The tortur'd Waters to the distant Heav'ns;

Yet let me choose some Pine-topt Precipice'

These lines would've been taken well as it contains some anti-French opinion, which was popular due to the war. It states that France has been plundered for the wealth of the Palace of Versailles. There is an implication that this wouldn't happen in Britain. The image of the waters going to the heavens is described as 'tortur'd', something painfully against nature. He claims he would prefer the 'Pine-topt Precipice' which we would call a waterfall. His archaism is thoroughly ridiculous. Even out of poetry he can't stop himself using elaborate artificial language-

'The Sublime and the Pathetic- are the two nerves of genuine poesy.'

The word 'poesy' isn't even an archaism as it was never a commonly used word for poetry. The word is more academic, nearer the Greek root, which makes it far more artificial. This is particularly effective when juxtaposed to the word 'genuine' as in using this elaborate language he is certainly not being genuine. It is very clear to see in this quotation the capitalised abstracts- 'Sublime', 'Pathetic'. Throughout all the poetry this technique has been used. It adds to this theme of artificiality with the poets trying to put emphasis on certain words. Instead of doing this it just makes it sound more false. 'Prospect' in the second stanza of 'The Enthusiast' is given such a capital. This is an elaborate word for view reinforcing the idea of nature as an art form, something picturesque and thoroughly idealised in all this poetry. 'Cotts' is an archaism of cottages, linking them here to something cosy and homely where essentially life in these cottages would be far from pleasant.

However, amongst this artificiality there are poets who depict the truth in their poetry, such as Crabbe in his poem 'The Pauper's Funeral'. The tone from the start is far bleaker than in any of the other poems. He describes the parish being 'glad' that they have to pay a 'fugal fee' for this pauper as this is the last contribution to his welfare they will have to make and also one less pauper to support through life. The description of the children originally seems to be quite sombre and melancholy as they seem to be originally paying their respects to this old friend. However, in the lines-

'While bending low, their eager eyes explore

The mingled relics of the parish poor'

It describes the reality. It is not a picturesque composed image of a group of children holding hands realising the death of this pauper. Instead, it shows them going to see the grave as some form of morbid entertainment. 'Mingled relics' describing the grave, exposes the truth of what a pauper's grave actually is- an open pit with all the long-dead poor decaying right beside the newly dead. This is a far more sinister image than any of the other poems chose to depict and through this one can see the reality of what a 'Pauper's Funeral' would actually involve.
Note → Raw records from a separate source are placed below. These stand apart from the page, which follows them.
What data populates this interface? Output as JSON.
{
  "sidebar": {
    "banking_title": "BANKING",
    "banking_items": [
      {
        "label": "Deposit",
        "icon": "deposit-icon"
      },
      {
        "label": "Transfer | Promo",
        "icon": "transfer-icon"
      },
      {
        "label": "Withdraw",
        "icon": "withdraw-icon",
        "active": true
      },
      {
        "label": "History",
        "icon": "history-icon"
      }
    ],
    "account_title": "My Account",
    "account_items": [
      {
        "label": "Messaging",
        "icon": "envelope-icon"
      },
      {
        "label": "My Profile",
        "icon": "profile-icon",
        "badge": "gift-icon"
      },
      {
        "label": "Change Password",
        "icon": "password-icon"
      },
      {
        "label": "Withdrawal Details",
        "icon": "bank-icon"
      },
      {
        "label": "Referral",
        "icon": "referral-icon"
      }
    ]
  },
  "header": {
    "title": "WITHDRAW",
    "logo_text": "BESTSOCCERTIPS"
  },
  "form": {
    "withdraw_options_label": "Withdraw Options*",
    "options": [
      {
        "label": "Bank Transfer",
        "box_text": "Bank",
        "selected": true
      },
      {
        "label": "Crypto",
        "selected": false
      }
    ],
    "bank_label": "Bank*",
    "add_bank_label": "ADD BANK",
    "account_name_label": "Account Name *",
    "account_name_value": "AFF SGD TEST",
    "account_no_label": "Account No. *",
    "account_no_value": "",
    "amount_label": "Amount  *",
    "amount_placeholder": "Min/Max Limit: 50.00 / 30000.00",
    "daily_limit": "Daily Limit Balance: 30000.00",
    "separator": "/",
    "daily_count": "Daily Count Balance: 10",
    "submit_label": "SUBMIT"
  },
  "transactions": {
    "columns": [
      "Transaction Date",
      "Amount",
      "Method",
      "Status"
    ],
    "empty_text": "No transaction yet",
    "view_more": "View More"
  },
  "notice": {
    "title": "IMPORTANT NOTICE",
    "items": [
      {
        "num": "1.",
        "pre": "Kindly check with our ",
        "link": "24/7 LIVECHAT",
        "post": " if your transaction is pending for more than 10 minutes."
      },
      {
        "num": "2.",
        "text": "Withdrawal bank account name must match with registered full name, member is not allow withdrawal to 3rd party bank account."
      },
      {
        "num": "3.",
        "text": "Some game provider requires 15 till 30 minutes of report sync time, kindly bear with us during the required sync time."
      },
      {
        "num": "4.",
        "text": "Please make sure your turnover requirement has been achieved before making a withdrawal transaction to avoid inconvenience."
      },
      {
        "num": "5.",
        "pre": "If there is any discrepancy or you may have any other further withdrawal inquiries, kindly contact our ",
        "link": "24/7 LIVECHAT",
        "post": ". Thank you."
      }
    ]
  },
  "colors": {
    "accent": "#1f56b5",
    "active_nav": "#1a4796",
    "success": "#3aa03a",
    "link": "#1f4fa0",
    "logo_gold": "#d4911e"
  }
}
The poetry of the eighteenth century seems much preoccupied with the topic of man and nature and appreciating the simplicity of this nature, which is seen as virtuous. However, due to preconceptions of what nature should be and the idea of it being picturesque leads to much artificiality in the poetry. This is not just through the descriptions of what it chooses to present but also in the artificial use of archaism, inverted sentences, insincere exclamation and capitalised abstracts. Many poets seemed to decorate their poetry with beautiful sounding language but through this getting their meaning confused. However, amongst this artificiality there are moments of truth and thought such as in Crabbe's 'The Pauper's Funeral' and the profound idea in Gray's 'Elegy'. This variation shows that the eighteenth century was not an era of ignorance and that many poets were simply writing to agree with the popular idea of 'primal innocence', not thinking for themselves. However through this, we, looking back from the twenty-first century, can understand the reasons behind the falsity and confront reality in the truth.